Among the other orientations retained: the acceleration of the digitization of French society. "In 2019, France was only 15th out of 28 in the ranking of the European Commission on the economy and digital society," reads. The energy and ecological transition represents another essential challenge that requires "profoundly transforming our production and consumption model". Because if "the French economy is already one of the most efficient on the environmental level", according to the authorities consulted, the carbon footprint of the Hexagon "has increased by 11%" in 25 years.

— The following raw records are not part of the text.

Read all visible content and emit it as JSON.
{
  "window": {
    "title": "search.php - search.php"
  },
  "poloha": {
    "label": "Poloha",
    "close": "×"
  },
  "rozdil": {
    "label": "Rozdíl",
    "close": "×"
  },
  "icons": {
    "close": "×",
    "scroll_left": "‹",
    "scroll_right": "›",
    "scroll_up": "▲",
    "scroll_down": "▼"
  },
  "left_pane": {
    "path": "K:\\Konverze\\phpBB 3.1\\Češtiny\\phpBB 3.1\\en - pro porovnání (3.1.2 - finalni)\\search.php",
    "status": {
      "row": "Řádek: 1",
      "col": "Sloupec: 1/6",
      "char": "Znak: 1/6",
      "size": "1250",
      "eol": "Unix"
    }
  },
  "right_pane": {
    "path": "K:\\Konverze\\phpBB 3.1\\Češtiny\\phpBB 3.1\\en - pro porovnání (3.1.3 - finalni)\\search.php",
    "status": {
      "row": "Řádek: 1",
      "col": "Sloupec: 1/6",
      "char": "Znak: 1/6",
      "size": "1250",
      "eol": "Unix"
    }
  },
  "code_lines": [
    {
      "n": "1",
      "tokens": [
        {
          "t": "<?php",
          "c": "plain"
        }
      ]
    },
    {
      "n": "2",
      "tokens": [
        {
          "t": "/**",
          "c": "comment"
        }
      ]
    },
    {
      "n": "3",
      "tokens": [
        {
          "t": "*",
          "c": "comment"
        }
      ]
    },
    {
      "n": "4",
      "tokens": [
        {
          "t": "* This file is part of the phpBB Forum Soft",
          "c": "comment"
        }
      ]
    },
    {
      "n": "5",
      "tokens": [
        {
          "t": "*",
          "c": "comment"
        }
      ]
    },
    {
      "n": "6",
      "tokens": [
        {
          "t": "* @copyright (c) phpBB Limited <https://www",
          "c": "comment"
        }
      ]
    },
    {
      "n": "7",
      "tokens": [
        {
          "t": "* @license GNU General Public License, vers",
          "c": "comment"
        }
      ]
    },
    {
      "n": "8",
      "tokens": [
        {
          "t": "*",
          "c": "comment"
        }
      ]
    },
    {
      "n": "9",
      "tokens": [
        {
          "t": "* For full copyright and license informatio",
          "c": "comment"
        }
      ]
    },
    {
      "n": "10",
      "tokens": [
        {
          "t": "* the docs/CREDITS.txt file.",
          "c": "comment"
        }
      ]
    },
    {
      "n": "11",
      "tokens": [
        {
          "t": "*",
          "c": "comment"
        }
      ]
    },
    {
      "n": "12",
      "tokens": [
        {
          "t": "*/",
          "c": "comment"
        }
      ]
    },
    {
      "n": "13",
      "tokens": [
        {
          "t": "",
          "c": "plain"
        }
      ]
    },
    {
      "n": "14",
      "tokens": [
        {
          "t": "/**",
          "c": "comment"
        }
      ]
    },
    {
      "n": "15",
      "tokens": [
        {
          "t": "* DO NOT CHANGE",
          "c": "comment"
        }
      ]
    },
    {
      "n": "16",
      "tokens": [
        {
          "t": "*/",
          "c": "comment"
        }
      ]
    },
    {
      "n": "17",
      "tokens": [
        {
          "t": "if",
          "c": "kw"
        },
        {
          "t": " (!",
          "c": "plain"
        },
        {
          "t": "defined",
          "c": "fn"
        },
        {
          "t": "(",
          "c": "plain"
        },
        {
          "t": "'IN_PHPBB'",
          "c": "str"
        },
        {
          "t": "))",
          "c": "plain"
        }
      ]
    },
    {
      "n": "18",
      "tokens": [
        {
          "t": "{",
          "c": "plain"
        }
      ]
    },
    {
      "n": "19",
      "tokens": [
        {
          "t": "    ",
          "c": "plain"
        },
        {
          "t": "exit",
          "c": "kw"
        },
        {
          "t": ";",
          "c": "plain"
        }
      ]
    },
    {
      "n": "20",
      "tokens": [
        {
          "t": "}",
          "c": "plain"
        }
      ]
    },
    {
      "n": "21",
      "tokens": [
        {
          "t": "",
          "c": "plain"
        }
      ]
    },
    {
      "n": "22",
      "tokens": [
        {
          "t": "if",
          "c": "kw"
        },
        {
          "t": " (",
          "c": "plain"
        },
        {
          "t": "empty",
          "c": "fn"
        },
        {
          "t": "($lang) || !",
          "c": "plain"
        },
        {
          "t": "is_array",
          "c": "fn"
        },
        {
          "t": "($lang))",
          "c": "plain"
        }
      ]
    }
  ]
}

Moreover, "there is no coherence to favor green finance, to reduce CO2 emissions within our borders if it is for the Treasury to provide guarantees for tens of billions of dollars. euros to export projects that increase carbon footprint abroad, "said the minister.

Towards a decrease in production taxes?

The productive pact must also make it possible to adapt the training "to the new professions to aim at full employment", says the document of restitution, affirming that "35% of the French exercise a trade for which they do not have an adequate qualification". This explains why France has "150,000 unfilled jobs while there are three million people looking for jobs".

Finally, production taxes also seem to be in the sights of Bruno Le Maire to revive the competitiveness of businesses. "Today we have production taxes, which penalize companies, which are seven times higher than in Germany and twice as high as the average of the countries of the euro zone," he said. However, he wishes to proceed cautiously on this issue with the local authorities, whose resources depend largely on this fiscal manna.